En outre, votre fuite ne résoudra rien. “En partant, on ne fait que se créer davantage de soucis”, estime Aurore, qui s’est enfuie de chez elle à l’âge de 14 ans. Dans son livre Mon ami veut faire une fugue (angl.), Margaret Hyde écrit: “Bien peu de fugueurs trouvent du travail et s’en sortent seuls. Pour la plupart, leur nouvelle condition est pire que celle qu’ils connaissaient chez eux.” La revue ’Teen fait cette constatation: “Ce n’est pas la liberté que les adolescents découvrent dans la rue. Ils trouvent des gens comme eux, d’autres fugueurs et des exclus de la société, qui vivent dans des immeubles abandonnés, à la merci des violeurs et des agresseurs. Ils sont aussi confrontés à des individus dont le sale commerce consiste à exploiter les jeunes. Pour eux, les adolescents fugueurs sont des proies faciles.”
Aurore, par exemple, a été accueillie par un homme de 22 ans, qui lui a fait payer son séjour en l’obligeant à “coucher avec lui et avec neuf de ses amis”. En outre, elle “s’enivrait et se droguait”. Sandra, elle, a été brutalisée par son grand-père adoptif. Elle s’est enfuie de chez elle, et elle est tombée dans la prostitution. Vivant dans la rue, elle dormait où elle pouvait, parfois sur les bancs publics. Ces deux cas sont caractéristiques de la destinée de nombreux fugueurs.

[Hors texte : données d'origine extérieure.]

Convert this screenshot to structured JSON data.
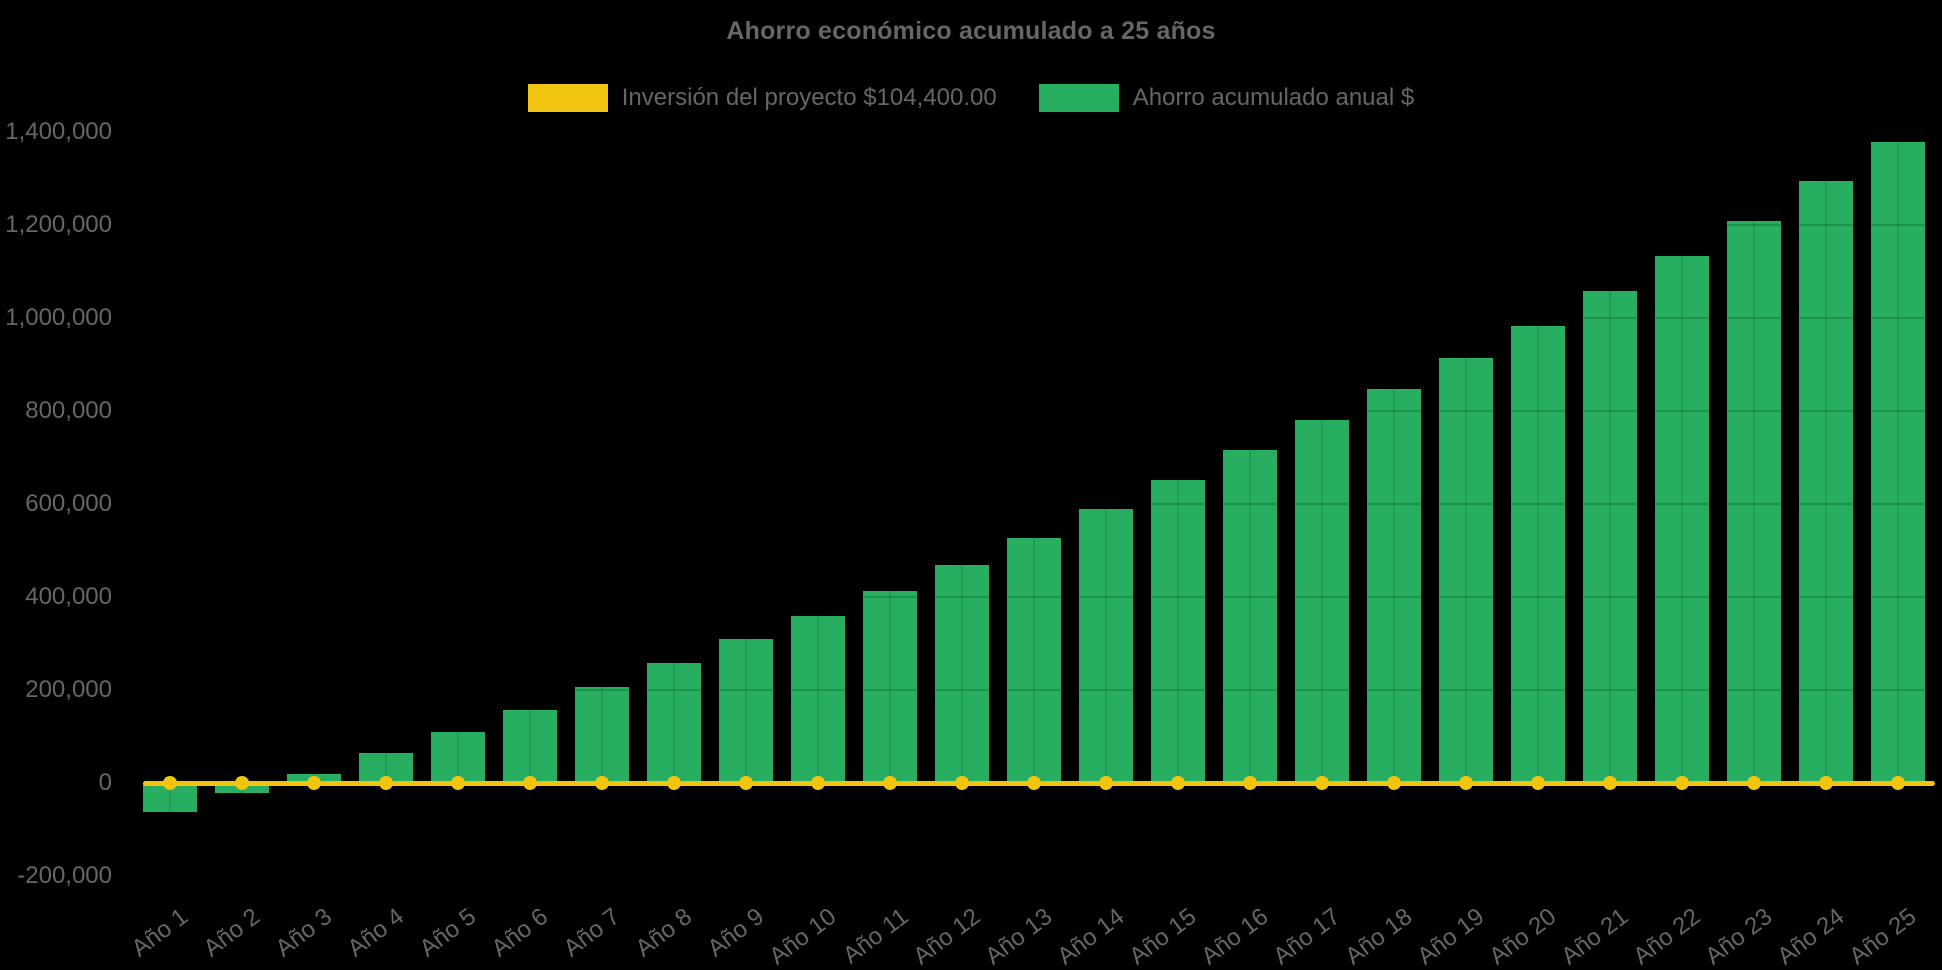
{
  "colors": {
    "background": "#000000",
    "text": "#666666",
    "bar_green": "#27AE60",
    "line_yellow": "#F1C40F"
  },
  "chart_data": {
    "type": "bar",
    "title": "Ahorro económico acumulado a 25 años",
    "legend_position": "top",
    "categories": [
      "Año 1",
      "Año 2",
      "Año 3",
      "Año 4",
      "Año 5",
      "Año 6",
      "Año 7",
      "Año 8",
      "Año 9",
      "Año 10",
      "Año 11",
      "Año 12",
      "Año 13",
      "Año 14",
      "Año 15",
      "Año 16",
      "Año 17",
      "Año 18",
      "Año 19",
      "Año 20",
      "Año 21",
      "Año 22",
      "Año 23",
      "Año 24",
      "Año 25"
    ],
    "series": [
      {
        "name": "Inversión del proyecto $104,400.00",
        "type": "line",
        "color": "#F1C40F",
        "constant_value": 0,
        "note": "flat line with point markers drawn at y = 0"
      },
      {
        "name": "Ahorro acumulado anual $",
        "type": "bar",
        "color": "#27AE60",
        "values": [
          -62000,
          -22000,
          20000,
          65000,
          110000,
          157000,
          206000,
          257000,
          309000,
          359000,
          413000,
          469000,
          526000,
          588000,
          651000,
          715000,
          780000,
          846000,
          914000,
          983000,
          1057000,
          1133000,
          1207000,
          1294000,
          1377000
        ]
      }
    ],
    "ylim": [
      -200000,
      1400000
    ],
    "ytick_step": 200000,
    "ytick_labels": [
      "1,400,000",
      "1,200,000",
      "1,000,000",
      "800,000",
      "600,000",
      "400,000",
      "200,000",
      "0",
      "-200,000"
    ],
    "grid": "faint horizontal+vertical gridlines, visible only where they cross bars",
    "x_label_rotation_deg": -37
  }
}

La plupart des fugueurs n’ont aucune qualification leur permettant de gagner de l’argent. En général, ils ne possèdent pas non plus les papiers nécessaires pour se faire embaucher: extrait d’acte de naissance, carte de sécurité sociale, attestation de logement. “J’ai dû voler et mendier, reconnaît Louis, mais surtout voler, parce que les gens ne me donnaient rien.” Les filles représentent quelque 60 % des fugueurs, et beaucoup se livrent à la prostitution pour vivre. Les professionnels de la pornographie, les revendeurs de drogue et les souteneurs tournent autour des gares routières pour repérer les fugueurs qu’ils pourraient exploiter. Ils proposent à ces jeunes aux abois un endroit où dormir et manger. Ils peuvent même leur offrir ce qu’ils ne trouvaient pas chez eux: le sentiment d’être aimés.
Cependant, vient un moment où de tels “bienfaiteurs” exigent une compensation. Ils peuvent demander à l’adolescente de travailler pour eux comme prostituée, de se soumettre à des perversions sexuelles ou de poser pour des photos pornographiques. Il n’est guère étonnant qu’un grand nombre de fugueurs finissent dans un triste état, quand ils n’y laissent pas leur vie.
Il est donc préférable de faire tout votre possible — ce qui implique plus d’une tentative — pour parler avec vos parents. Faites-leur part de vos sentiments et expliquez-leur ce qui se passe (voir les chapitres 2 et 3). Au cas où vous êtes victime de violences physiques ou de sévices sexuels, il peut être nécessaire de rechercher l’aide de quelqu’un d’autre.
Quoi qu’il en soit, ne partez pas. Parlez. Même si la vie à la maison n’est pas toujours rose, rappelez-vous qu’une fugue peut vous mener à une situation bien pire.
[Illustrations, page 59]
Apprenez à accomplir les tâches ménagères à la maison; cela vous sera utile quand vous vivrez seul.